# taz.de -- Argentinischer Ex-Diktator redet: Von „Endlösung“ war nie die Rede
       
       > Argentiniens Ex-Diktator Jorge Rafael Videla hat sich erstmals umfassend
       > zur der Ermordung von politischen Gegnern geäußert. Bis zu 8.000 Menschen
       > wurden sytematisch getötet.
       
 (IMG) Bild: Jorge Rafael Videla: „Wir mussten eine große Anzahl Menschen beseitigen.“
       
       BUENOS AIRES taz | „Wir mussten eine große Anzahl Menschen beseitigen.“ Mit
       solchen Worten hat Argentiniens Ex-Diktator Jorge Rafael Videla erstmals
       die Ermordung von tausenden politischen Gegnern während des Militärregimes
       zugegeben.
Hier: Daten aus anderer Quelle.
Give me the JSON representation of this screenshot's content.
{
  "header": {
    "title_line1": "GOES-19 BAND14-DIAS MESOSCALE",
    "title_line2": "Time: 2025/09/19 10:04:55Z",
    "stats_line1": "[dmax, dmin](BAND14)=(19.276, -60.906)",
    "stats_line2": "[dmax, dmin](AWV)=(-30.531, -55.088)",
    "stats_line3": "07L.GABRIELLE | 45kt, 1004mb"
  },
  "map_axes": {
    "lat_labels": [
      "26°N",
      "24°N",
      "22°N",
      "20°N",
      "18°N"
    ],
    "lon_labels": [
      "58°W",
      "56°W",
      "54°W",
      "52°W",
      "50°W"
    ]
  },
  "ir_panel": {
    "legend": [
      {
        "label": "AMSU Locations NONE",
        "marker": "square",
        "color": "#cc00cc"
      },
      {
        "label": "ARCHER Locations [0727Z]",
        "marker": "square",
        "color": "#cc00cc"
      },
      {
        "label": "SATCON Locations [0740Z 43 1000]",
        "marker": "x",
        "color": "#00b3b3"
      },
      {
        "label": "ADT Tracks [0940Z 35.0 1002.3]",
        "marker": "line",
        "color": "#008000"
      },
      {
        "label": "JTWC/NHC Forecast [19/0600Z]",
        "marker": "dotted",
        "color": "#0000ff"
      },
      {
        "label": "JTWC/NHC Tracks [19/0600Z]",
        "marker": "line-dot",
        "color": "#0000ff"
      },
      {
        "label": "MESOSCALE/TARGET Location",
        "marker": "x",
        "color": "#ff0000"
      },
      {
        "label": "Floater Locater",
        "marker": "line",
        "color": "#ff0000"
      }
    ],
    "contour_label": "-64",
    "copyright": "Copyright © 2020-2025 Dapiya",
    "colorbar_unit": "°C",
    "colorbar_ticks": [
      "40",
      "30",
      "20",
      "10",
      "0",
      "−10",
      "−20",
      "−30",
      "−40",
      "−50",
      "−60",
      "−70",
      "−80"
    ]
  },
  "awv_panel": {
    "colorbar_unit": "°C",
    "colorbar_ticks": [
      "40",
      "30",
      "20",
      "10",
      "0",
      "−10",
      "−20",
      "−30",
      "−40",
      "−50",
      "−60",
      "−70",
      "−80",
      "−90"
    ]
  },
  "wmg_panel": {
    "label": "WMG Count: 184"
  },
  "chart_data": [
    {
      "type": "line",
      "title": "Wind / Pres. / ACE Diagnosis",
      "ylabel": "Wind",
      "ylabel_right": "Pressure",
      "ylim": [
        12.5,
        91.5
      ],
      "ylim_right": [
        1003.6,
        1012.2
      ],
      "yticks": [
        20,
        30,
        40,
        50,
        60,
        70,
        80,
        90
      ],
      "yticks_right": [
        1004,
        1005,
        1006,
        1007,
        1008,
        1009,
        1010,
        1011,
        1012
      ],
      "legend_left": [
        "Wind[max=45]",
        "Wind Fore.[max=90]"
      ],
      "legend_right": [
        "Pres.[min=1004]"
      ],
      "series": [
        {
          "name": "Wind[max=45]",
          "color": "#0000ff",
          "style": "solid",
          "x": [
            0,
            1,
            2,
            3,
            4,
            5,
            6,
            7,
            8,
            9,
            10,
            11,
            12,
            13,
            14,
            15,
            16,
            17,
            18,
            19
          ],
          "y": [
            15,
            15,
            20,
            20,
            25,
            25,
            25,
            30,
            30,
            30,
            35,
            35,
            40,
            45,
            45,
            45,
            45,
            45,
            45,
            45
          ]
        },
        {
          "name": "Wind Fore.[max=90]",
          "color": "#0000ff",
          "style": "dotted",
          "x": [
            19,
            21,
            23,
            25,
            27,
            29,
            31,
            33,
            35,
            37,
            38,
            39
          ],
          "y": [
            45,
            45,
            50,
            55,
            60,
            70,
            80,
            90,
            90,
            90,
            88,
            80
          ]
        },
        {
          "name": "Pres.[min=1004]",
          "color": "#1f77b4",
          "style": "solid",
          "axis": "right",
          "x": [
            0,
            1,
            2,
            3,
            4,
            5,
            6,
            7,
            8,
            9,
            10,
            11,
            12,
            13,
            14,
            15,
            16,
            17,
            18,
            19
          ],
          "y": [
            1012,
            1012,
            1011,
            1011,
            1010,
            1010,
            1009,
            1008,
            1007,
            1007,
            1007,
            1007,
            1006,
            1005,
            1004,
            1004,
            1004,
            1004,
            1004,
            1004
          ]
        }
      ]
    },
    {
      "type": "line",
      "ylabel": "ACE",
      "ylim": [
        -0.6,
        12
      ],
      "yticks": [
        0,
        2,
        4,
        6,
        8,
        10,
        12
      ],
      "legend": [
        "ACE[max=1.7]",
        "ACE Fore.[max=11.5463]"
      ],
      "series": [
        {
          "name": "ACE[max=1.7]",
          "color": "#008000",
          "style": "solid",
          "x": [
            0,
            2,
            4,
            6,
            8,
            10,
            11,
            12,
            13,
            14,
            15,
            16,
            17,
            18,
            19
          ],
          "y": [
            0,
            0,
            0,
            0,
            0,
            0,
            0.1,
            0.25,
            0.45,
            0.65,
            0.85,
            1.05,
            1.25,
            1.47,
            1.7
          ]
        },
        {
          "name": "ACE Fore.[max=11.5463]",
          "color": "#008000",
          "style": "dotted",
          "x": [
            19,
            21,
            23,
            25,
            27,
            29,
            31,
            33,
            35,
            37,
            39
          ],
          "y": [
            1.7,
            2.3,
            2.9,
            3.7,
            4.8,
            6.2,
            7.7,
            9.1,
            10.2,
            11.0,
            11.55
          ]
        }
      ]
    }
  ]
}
Unter der Diktatur von 1976 bis 1983 seien „7.000 oder 8.000
       Personen“ in einem „Krieg gegen die Untergrundbewegungen“ getötet worden,
       sagte der heute 86-Jährige. „Unser Ziel war es, eine anarchisierte
       Gesellschaft zu disziplinieren.“
       
       Die Aussagen des Ex-Diktators stammen aus dem in Kürze erscheinenden Buch
       „Disposición Final“ des Journalisten Ceferino Reato, der Videla zwischen
       Oktober 2011 und März 2012 im Gefängnis interviewte. Videla selbst
       bezeichnet darin das Morden als „Disposición Final“, als letzte Bestimmung.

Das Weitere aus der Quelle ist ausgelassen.